А потом, через час, пришла Ив. Мы обнялись. После обеда санитар Начо позвал нас к столу в одну из ординаторских и угостил какими-то особенными маринованными овощами, похожими на огурчики. Попробовав их, мы с Ив вскрикнули от жжения во рту — они были ужасно острыми. Начо взревел и замычал от смеха.
— Это острый перчик из гуманитарной помощи. Не хухры-мухры, мексиканский же, твою мать, — едва выговорил он, сгибаясь от смеха и кашляя.
И так весь день. Мы с Ив сидели, переглядывались, тайком держались за руки, потом отлучались в какой-нибудь отдаленный кабинет, чтобы прижаться друг к другу, обняться, потом возвращались в ординаторскую к сестрам и санитарам. Они готовились к встрече праздника и забивали всякими разносолами холодильники и шкафы, время от времени доставали что-нибудь перекусить: домашнее копченое сало, квашеную капусту, крепкую ракию. И мы ели и пили. Все вокруг суетились, а мы оставались сидеть, как загипнотизированные. Друг другом.
Так день подошел к концу, и я увидел себя со стороны — выпившего, разгоряченного, пылающего и потерянного. Увидел, как я встаю и выхожу, чтобы проводить Ив через сугробы к воротам. Ей нужно было возвращаться домой, к ней в гости приехали родители. Какая ирония. Я сделал все возможное, чтобы нам быть вместе, но должен был остаться один. Да и она, в каком-то смысле. Н-да.

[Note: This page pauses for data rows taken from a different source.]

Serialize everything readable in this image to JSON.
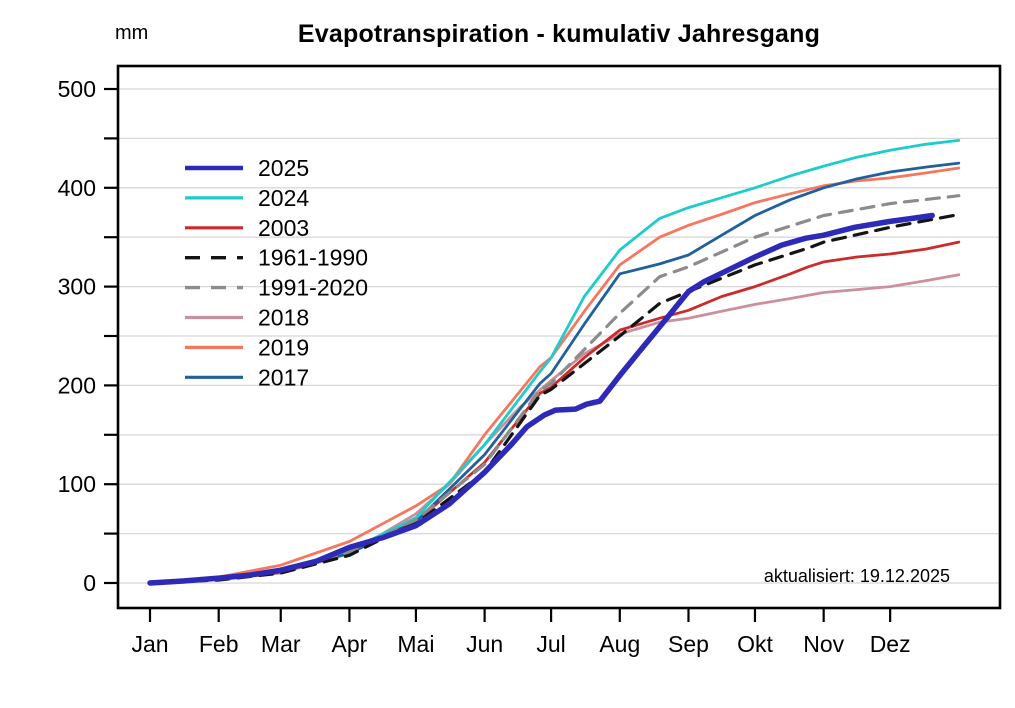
{
  "header": {
    "title": "Evapotranspiration - kumulativ Jahresgang",
    "unit_label": "mm",
    "update_note": "aktualisiert: 19.12.2025"
  },
  "chart_data": {
    "type": "line",
    "title": "Evapotranspiration - kumulativ Jahresgang",
    "ylabel": "mm",
    "annotation": "aktualisiert: 19.12.2025",
    "x_unit": "day of year",
    "month_labels": [
      "Jan",
      "Feb",
      "Mar",
      "Apr",
      "Mai",
      "Jun",
      "Jul",
      "Aug",
      "Sep",
      "Okt",
      "Nov",
      "Dez"
    ],
    "month_start_days": [
      0,
      31,
      59,
      90,
      120,
      151,
      181,
      212,
      243,
      273,
      304,
      334
    ],
    "ylim": [
      0,
      500
    ],
    "y_grid_step": 50,
    "y_tick_step": 50,
    "y_label_step": 100,
    "grid": true,
    "legend_position": "upper-left-inside",
    "axis_color": "#000000",
    "grid_color": "#d8d8d8",
    "series": [
      {
        "label": "2025",
        "color": "#2e2ab8",
        "dash": null,
        "width": 5.5,
        "z": 8,
        "points": [
          [
            0,
            0
          ],
          [
            15,
            2
          ],
          [
            31,
            5
          ],
          [
            45,
            8
          ],
          [
            59,
            13
          ],
          [
            75,
            22
          ],
          [
            90,
            36
          ],
          [
            105,
            46
          ],
          [
            120,
            58
          ],
          [
            135,
            80
          ],
          [
            151,
            112
          ],
          [
            163,
            140
          ],
          [
            170,
            158
          ],
          [
            178,
            170
          ],
          [
            183,
            175
          ],
          [
            192,
            176
          ],
          [
            197,
            181
          ],
          [
            203,
            184
          ],
          [
            212,
            210
          ],
          [
            220,
            232
          ],
          [
            231,
            262
          ],
          [
            243,
            295
          ],
          [
            250,
            305
          ],
          [
            262,
            318
          ],
          [
            273,
            330
          ],
          [
            285,
            342
          ],
          [
            296,
            349
          ],
          [
            304,
            352
          ],
          [
            318,
            360
          ],
          [
            334,
            366
          ],
          [
            344,
            369
          ],
          [
            353,
            372
          ]
        ]
      },
      {
        "label": "2024",
        "color": "#1fcccc",
        "dash": null,
        "width": 2.8,
        "z": 5,
        "points": [
          [
            0,
            0
          ],
          [
            31,
            4
          ],
          [
            59,
            13
          ],
          [
            90,
            33
          ],
          [
            120,
            66
          ],
          [
            151,
            140
          ],
          [
            176,
            214
          ],
          [
            181,
            228
          ],
          [
            196,
            290
          ],
          [
            212,
            337
          ],
          [
            230,
            369
          ],
          [
            243,
            380
          ],
          [
            258,
            390
          ],
          [
            273,
            400
          ],
          [
            289,
            412
          ],
          [
            304,
            422
          ],
          [
            319,
            431
          ],
          [
            334,
            438
          ],
          [
            350,
            444
          ],
          [
            365,
            448
          ]
        ]
      },
      {
        "label": "2003",
        "color": "#cc2b2b",
        "dash": null,
        "width": 2.8,
        "z": 3,
        "points": [
          [
            0,
            0
          ],
          [
            31,
            4
          ],
          [
            59,
            11
          ],
          [
            90,
            33
          ],
          [
            120,
            62
          ],
          [
            151,
            122
          ],
          [
            176,
            192
          ],
          [
            181,
            198
          ],
          [
            196,
            228
          ],
          [
            212,
            256
          ],
          [
            230,
            268
          ],
          [
            243,
            276
          ],
          [
            258,
            290
          ],
          [
            273,
            300
          ],
          [
            289,
            313
          ],
          [
            297,
            320
          ],
          [
            304,
            325
          ],
          [
            319,
            330
          ],
          [
            334,
            333
          ],
          [
            350,
            338
          ],
          [
            365,
            345
          ]
        ]
      },
      {
        "label": "1961-1990",
        "color": "#141414",
        "dash": "13 9",
        "width": 3.2,
        "z": 7,
        "points": [
          [
            0,
            0
          ],
          [
            31,
            3
          ],
          [
            59,
            10
          ],
          [
            90,
            28
          ],
          [
            113,
            54
          ],
          [
            120,
            60
          ],
          [
            151,
            112
          ],
          [
            176,
            190
          ],
          [
            181,
            196
          ],
          [
            212,
            250
          ],
          [
            230,
            283
          ],
          [
            243,
            295
          ],
          [
            273,
            322
          ],
          [
            297,
            339
          ],
          [
            304,
            345
          ],
          [
            334,
            360
          ],
          [
            365,
            373
          ]
        ]
      },
      {
        "label": "1991-2020",
        "color": "#8c8c8c",
        "dash": "13 9",
        "width": 3.2,
        "z": 6,
        "points": [
          [
            0,
            0
          ],
          [
            31,
            4
          ],
          [
            59,
            12
          ],
          [
            90,
            31
          ],
          [
            120,
            64
          ],
          [
            151,
            120
          ],
          [
            176,
            195
          ],
          [
            181,
            202
          ],
          [
            212,
            273
          ],
          [
            230,
            310
          ],
          [
            243,
            320
          ],
          [
            273,
            350
          ],
          [
            304,
            372
          ],
          [
            334,
            384
          ],
          [
            365,
            392
          ]
        ]
      },
      {
        "label": "2018",
        "color": "#cc8f9c",
        "dash": null,
        "width": 2.8,
        "z": 1,
        "points": [
          [
            0,
            0
          ],
          [
            31,
            4
          ],
          [
            59,
            10
          ],
          [
            90,
            30
          ],
          [
            120,
            70
          ],
          [
            135,
            100
          ],
          [
            151,
            140
          ],
          [
            167,
            178
          ],
          [
            181,
            205
          ],
          [
            196,
            232
          ],
          [
            212,
            252
          ],
          [
            230,
            264
          ],
          [
            243,
            268
          ],
          [
            258,
            275
          ],
          [
            273,
            282
          ],
          [
            289,
            288
          ],
          [
            304,
            294
          ],
          [
            319,
            297
          ],
          [
            334,
            300
          ],
          [
            350,
            306
          ],
          [
            365,
            312
          ]
        ]
      },
      {
        "label": "2019",
        "color": "#f5785e",
        "dash": null,
        "width": 2.8,
        "z": 2,
        "points": [
          [
            0,
            0
          ],
          [
            31,
            6
          ],
          [
            59,
            18
          ],
          [
            90,
            42
          ],
          [
            105,
            60
          ],
          [
            120,
            78
          ],
          [
            135,
            100
          ],
          [
            151,
            150
          ],
          [
            176,
            219
          ],
          [
            181,
            228
          ],
          [
            196,
            275
          ],
          [
            212,
            322
          ],
          [
            230,
            350
          ],
          [
            243,
            362
          ],
          [
            259,
            374
          ],
          [
            273,
            385
          ],
          [
            289,
            394
          ],
          [
            304,
            402
          ],
          [
            319,
            407
          ],
          [
            334,
            410
          ],
          [
            350,
            415
          ],
          [
            365,
            420
          ]
        ]
      },
      {
        "label": "2017",
        "color": "#20609c",
        "dash": null,
        "width": 2.8,
        "z": 4,
        "points": [
          [
            0,
            0
          ],
          [
            31,
            4
          ],
          [
            59,
            12
          ],
          [
            90,
            30
          ],
          [
            120,
            62
          ],
          [
            151,
            130
          ],
          [
            176,
            202
          ],
          [
            181,
            212
          ],
          [
            196,
            262
          ],
          [
            212,
            313
          ],
          [
            230,
            323
          ],
          [
            243,
            332
          ],
          [
            258,
            352
          ],
          [
            273,
            372
          ],
          [
            289,
            388
          ],
          [
            304,
            400
          ],
          [
            319,
            409
          ],
          [
            334,
            416
          ],
          [
            350,
            421
          ],
          [
            365,
            425
          ]
        ]
      }
    ]
  }
}
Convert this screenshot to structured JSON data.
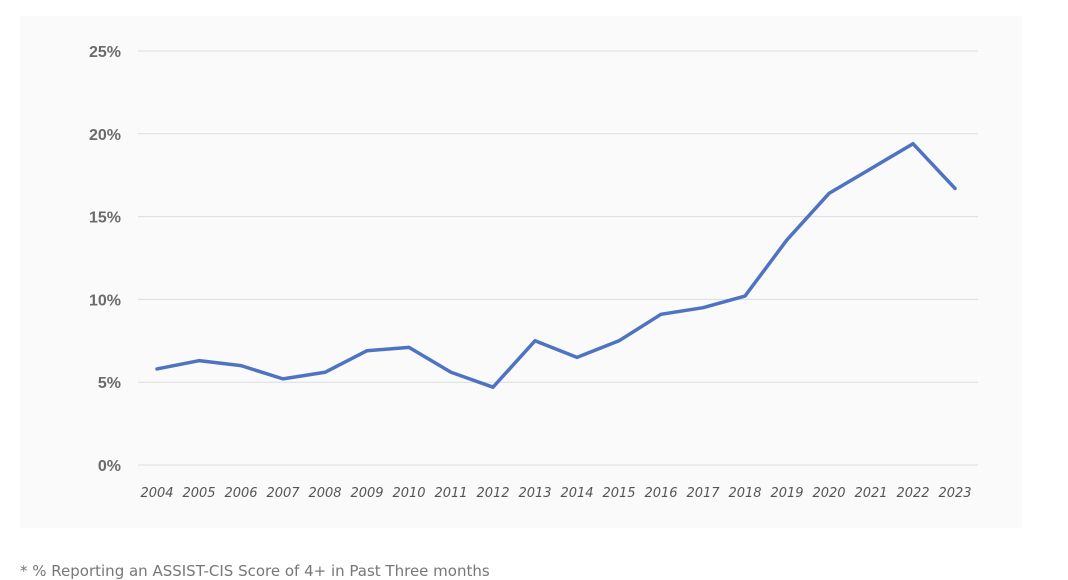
{
  "chart_data": {
    "type": "line",
    "x": [
      "2004",
      "2005",
      "2006",
      "2007",
      "2008",
      "2009",
      "2010",
      "2011",
      "2012",
      "2013",
      "2014",
      "2015",
      "2016",
      "2017",
      "2018",
      "2019",
      "2020",
      "2021",
      "2022",
      "2023"
    ],
    "series": [
      {
        "values": [
          5.8,
          6.3,
          6.0,
          5.2,
          5.6,
          6.9,
          7.1,
          5.6,
          4.7,
          7.5,
          6.5,
          7.5,
          9.1,
          9.5,
          10.2,
          13.6,
          16.4,
          17.9,
          19.4,
          16.7
        ],
        "color": "#4f73c3"
      }
    ],
    "title": "",
    "xlabel": "",
    "ylabel": "",
    "ylim": [
      0,
      25
    ],
    "yticks": [
      0,
      5,
      10,
      15,
      20,
      25
    ],
    "ytick_labels": [
      "0%",
      "5%",
      "10%",
      "15%",
      "20%",
      "25%"
    ],
    "grid": true,
    "legend": "none"
  },
  "footnote": "* % Reporting an ASSIST-CIS Score of 4+ in Past Three months"
}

И я остался один. С двумястами больными, шестью сестрами, четырьмя санитарками и двумя санитарами, шестью белочками, снующими между акациями и буками, и десятком собак, скитающихся по огромному двору между сугробами.
Вскоре опустился вечер, и я встретил его, принимая в приемной нового больного. Я принял его на скорую руку и очень формально. В праздничные дни в Больницу чаще всего поступали перевозбужденные пациенты, одержимые разными маниями. Веселые, беззаботные и непредсказуемые, для психиатрии — стандартные. К тому же чрезмерная веселость одержимых маниями вообще не вызывает сочувствия ни у кого.
Вот почему я не уделил должного внимания развеселившемуся маньяку, которого принял. Впрочем, как и он мне.